A covered corporation is any domestic corporation whose shares are traded on a recognized securities exchange. Nevertheless, the excise tax is not applicable: (1) to a repurchase that is part of a nontaxable reorganization; (2) with respect to certain contributions of stock to an employer-sponsored retirement plan or employee stock ownership plan; (3) if the total value of stock repurchased during the year is less than $1 million; (4) to a repurchase by a securities dealer in the ordinary course of business; (5) to repurchases by a regulated investment company or real estate investment trust; or (6) to the extent the repurchase is.

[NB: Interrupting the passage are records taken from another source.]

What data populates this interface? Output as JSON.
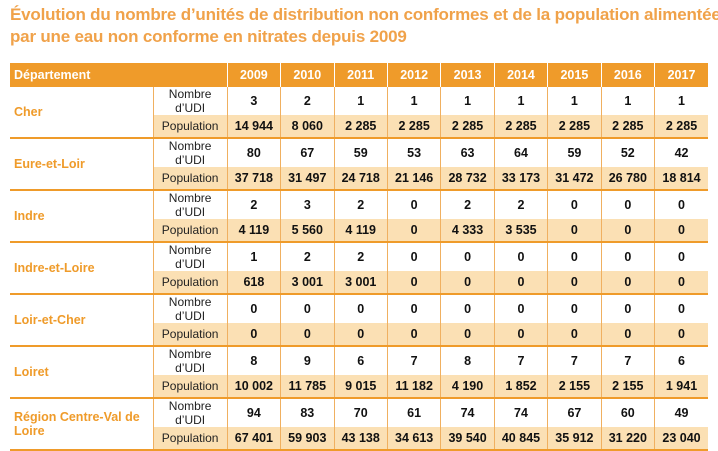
{
  "title": {
    "line1": "Évolution du nombre d’unités de distribution non conformes et de la population alimentée",
    "line2": "par une eau non conforme en nitrates depuis 2009"
  },
  "table": {
    "dept_header": "Département",
    "years": [
      "2009",
      "2010",
      "2011",
      "2012",
      "2013",
      "2014",
      "2015",
      "2016",
      "2017"
    ],
    "row_label_udi": "Nombre d’UDI",
    "row_label_pop": "Population",
    "departments": [
      {
        "name": "Cher",
        "udi": [
          "3",
          "2",
          "1",
          "1",
          "1",
          "1",
          "1",
          "1",
          "1"
        ],
        "pop": [
          "14 944",
          "8 060",
          "2 285",
          "2 285",
          "2 285",
          "2 285",
          "2 285",
          "2 285",
          "2 285"
        ]
      },
      {
        "name": "Eure-et-Loir",
        "udi": [
          "80",
          "67",
          "59",
          "53",
          "63",
          "64",
          "59",
          "52",
          "42"
        ],
        "pop": [
          "37 718",
          "31 497",
          "24 718",
          "21 146",
          "28 732",
          "33 173",
          "31 472",
          "26 780",
          "18 814"
        ]
      },
      {
        "name": "Indre",
        "udi": [
          "2",
          "3",
          "2",
          "0",
          "2",
          "2",
          "0",
          "0",
          "0"
        ],
        "pop": [
          "4 119",
          "5 560",
          "4 119",
          "0",
          "4 333",
          "3 535",
          "0",
          "0",
          "0"
        ]
      },
      {
        "name": "Indre-et-Loire",
        "udi": [
          "1",
          "2",
          "2",
          "0",
          "0",
          "0",
          "0",
          "0",
          "0"
        ],
        "pop": [
          "618",
          "3 001",
          "3 001",
          "0",
          "0",
          "0",
          "0",
          "0",
          "0"
        ]
      },
      {
        "name": "Loir-et-Cher",
        "udi": [
          "0",
          "0",
          "0",
          "0",
          "0",
          "0",
          "0",
          "0",
          "0"
        ],
        "pop": [
          "0",
          "0",
          "0",
          "0",
          "0",
          "0",
          "0",
          "0",
          "0"
        ]
      },
      {
        "name": "Loiret",
        "udi": [
          "8",
          "9",
          "6",
          "7",
          "8",
          "7",
          "7",
          "7",
          "6"
        ],
        "pop": [
          "10 002",
          "11 785",
          "9 015",
          "11 182",
          "4 190",
          "1 852",
          "2 155",
          "2 155",
          "1 941"
        ]
      },
      {
        "name": "Région Centre-Val de Loire",
        "udi": [
          "94",
          "83",
          "70",
          "61",
          "74",
          "74",
          "67",
          "60",
          "49"
        ],
        "pop": [
          "67 401",
          "59 903",
          "43 138",
          "34 613",
          "39 540",
          "40 845",
          "35 912",
          "31 220",
          "23 040"
        ]
      }
    ]
  },
  "colors": {
    "accent": "#ef9b2a",
    "title": "#f0a24a",
    "shade": "#fbe0b4"
  }
}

Increased Funding for the IRS
The IRS receives substantial additional funds to help fund operations and business systems modernization and to enhance tax law enforcement.

Added Fact:

As part of the Inflation Reduction Act, it is important for Fortune 500 employees and retirees to know that the legislation includes a provision for adjusting the income tax brackets and other tax-related thresholds to account for inflation. This means that income thresholds for tax brackets, standard deductions, and various credits and deductions will be adjusted annually to keep pace with inflation. This information is crucial for individuals in their retirement planning, as it ensures that their tax obligations are aligned with the changing economic landscape. (Source: IRS.gov, "Inflation Adjustments Under the Inflation Reduction Act for Tax Year 2023," updated December 14, 2022)

Added Analogy:

The Inflation Reduction Act can be likened to an adjustable compass that ensures your financial navigation stays on course as the economic landscape shifts. Just as a compass helps you find your way by adjusting its needle to align with the Earth's magnetic field, this act adjusts tax brackets, deductions, and credits to keep pace with inflation. It serves as a reliable guide, helping Fortune 500 workers and retirees accurately calculate their tax obligations and make informed financial decisions. Just as a compass ensures you maintain your bearings in changing terrain, the Inflation Reduction Act ensures that your tax obligations remain fair and equitable as the economy evolves. So, as you chart your financial path into retirement, rest assured that this act will be your compass, providing stability and accuracy in an ever-changing financial world.


This material was prepared by Broadridge Investor Communication Solutions, Inc., and does not necessarily represent the views of The Retirement Group or FSC Financial Corp. This information should not be construed as investment advice. Neither the named Representatives nor Broker/Dealer gives tax or legal advice. All information is believed to be from reliable sources; however, we make no representation as to its completeness or accuracy. The publisher is not engaged in rendering legal, accounting or other professional services. If other expert assistance is needed, the reader is advised to engage the services of a competent professional. Please consult your Financial Advisor for further information or call 800-900-5867.

The Retirement Group is not affiliated with nor endorsed by your company. We are an independent financial advisory group that focuses on transition planning and lump sum distribution. Neither The Retirement Group or FSC Securities provide tax or legal advice. Please call our office at 800-900-5867 if you have additional questions or need help in the retirement planning process.

The Retirement Group is a Registered Investment Advisor not affiliated with FSC Securities and may be reached at www.theretirementgroup.com.